イ・ギョンヨンが大統領から不思議な警備員に転身して、よく出来たミステリーとも、ほろ苦いラブストーリーともつかない、日流作品…「甘酸っぱい」

 

新しい運動靴の話。ちょっと太めのチャンヒョクが急性肝炎で病院に運び込まれる。工大情報工学科の学生で就職先が決まった矢先のことである。幸い大事には至らないが、チャンヒョクを担当するのは非正規看護師でベラボーに可愛いチョン・ダウンだ。チャンヒョクは一目で惚れてしまう。タウンも疲れたと言ってはチャンヒョクのベッド脇で仮眠し、お腹がすいたと言ってはチャンヒョクの食事をつまみ食いし、まんざらではない様子に見える。退院後もタウンが忘れられないチャンヒョクは、何もないながら彼女のアパートに泊めてもらい、さらには済州島旅行に誘われることになる。果たして…

 

この手の作品はキャスト整理が難しいんですが…チャンヒョク1に、「ザ・バッド・ガイズ」のイケメン元刑事チャン・ギヨン、美貌の看護師チョン・ダウンに、ここ数年ドラマ出演連発キュートなチェ・スビン、チャンヒョク1の建築事務所同期ハン・ボヨンに、<少女時代>元メンバーのジェシカを実姉にもち自身もハイセンスなガールズグループ<f(x)>メンバーのクリスタルことチョン・スジョン、チャンヒョク2に、ちょっと太めのイ・ウジェ、建築事務所チーム長に、今回は英語ギャグ連発の名コメディアンで大ファンのパク・チョルミン。

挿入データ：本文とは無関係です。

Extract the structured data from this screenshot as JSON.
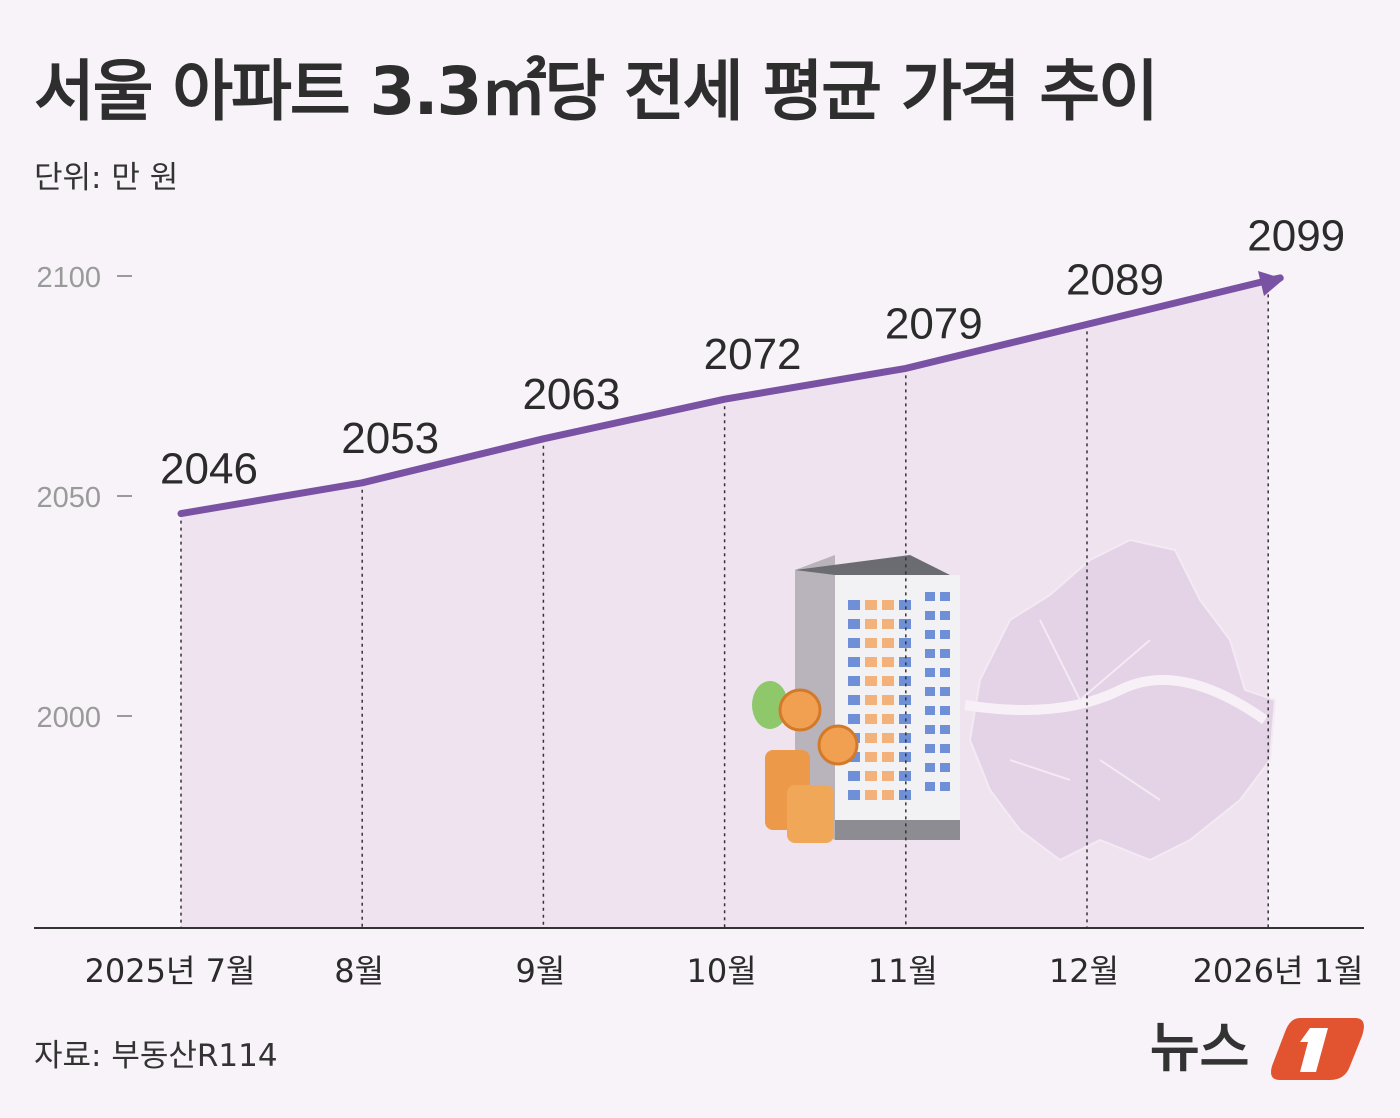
{
  "chart_data": {
    "type": "line",
    "title": "서울 아파트 3.3㎡당 전세 평균 가격 추이",
    "unit_label": "단위: 만 원",
    "categories": [
      "2025년 7월",
      "8월",
      "9월",
      "10월",
      "11월",
      "12월",
      "2026년 1월"
    ],
    "values": [
      2046,
      2053,
      2063,
      2072,
      2079,
      2089,
      2099
    ],
    "data_labels": [
      "2046",
      "2053",
      "2063",
      "2072",
      "2079",
      "2089",
      "2099"
    ],
    "yticks": [
      "2100",
      "2050",
      "2000"
    ],
    "ytick_values": [
      2100,
      2050,
      2000
    ],
    "ylim": [
      1952,
      2105
    ],
    "grid": false,
    "line_color": "#7a52a4",
    "area_color": "#efe3f0",
    "background": "#f7f3f8"
  },
  "source": "자료: 부동산R114",
  "logo": {
    "text": "뉴스1",
    "accent": "#e2532f"
  }
}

特別出演では、謎の警備員に、イ・ギョンヨン、チャンヒョク2の父親に、名脇役アン・ギルガン、建築事務所CEOに、もはや美熟女の域ユソン。

 

どこまでがネタバレか分かりませんが、以下この映画の原作に触れており、それ自体がネタバレの可能性もありそうなので、ご注意ください。

 

全然知りませんでしたが、この映画には原作があって、日本の推理小説作家乾くるみの小説「イニシエーション・ラブ」及びそれを松田翔太、前田敦子、木村文乃で映画化した「イニシエーション・ラブ」なんですが、そう言うと知っている人は、「ああ、あれか」、「じゃぁ観よう」「じゃぁ観るまい」と分かれるでしょう。wikiによれば原作小説は2005年本格ミステリー・ベスト10で第6位130万部のベストセラーなので知る人も多いはずです。これがミステリーに分類されている作品だとは知らずに観始めたものの、最後の最後に「えっ!?」と思い、エンドロールで原作が日本の小説・映画であることを知った次第です。ラブストーリーとして観ていると、結構ありきたりだったり、早送りしようかと迷う中だるみがあったり、しんどい思いをするかもしれませんし、ミステリーにジャンルされる作品と知って観るのもまた魅力を削ぐかもしれない、という実に微妙な作品だと思います。ちなみに、物語中に刑事事件に類するものは一切登場しませんが、原作小説は「謎解き『イニシエーション・ラブ』」という解説本まで出ているほど緻密な仕掛けで構成されているようで、この韓国版映画でもその片鱗を感じることが出来たりします。

 

知って観るのも、知らずに観るのも微妙ではありますし、ストーリー以外に映画的奥行きに深みはありませんが、主演女優二人チェ・スビンとクリスタルが実に魅力的に撮られているので、それだけでも価値があるのかもしれません。定額見放題なら、暇だけど他に観るものがなくって、って時にボンヤリ観てみるのは選択肢としてありうるでしょう。

 

全くどうでもよいことですが、序盤「肝炎が遷(ウツ)る」と両親や同部屋患者が騒ぐ場面がありますが、肝炎(간염:カニョム)と感染(감염:カミョム)の言葉遊びのようです。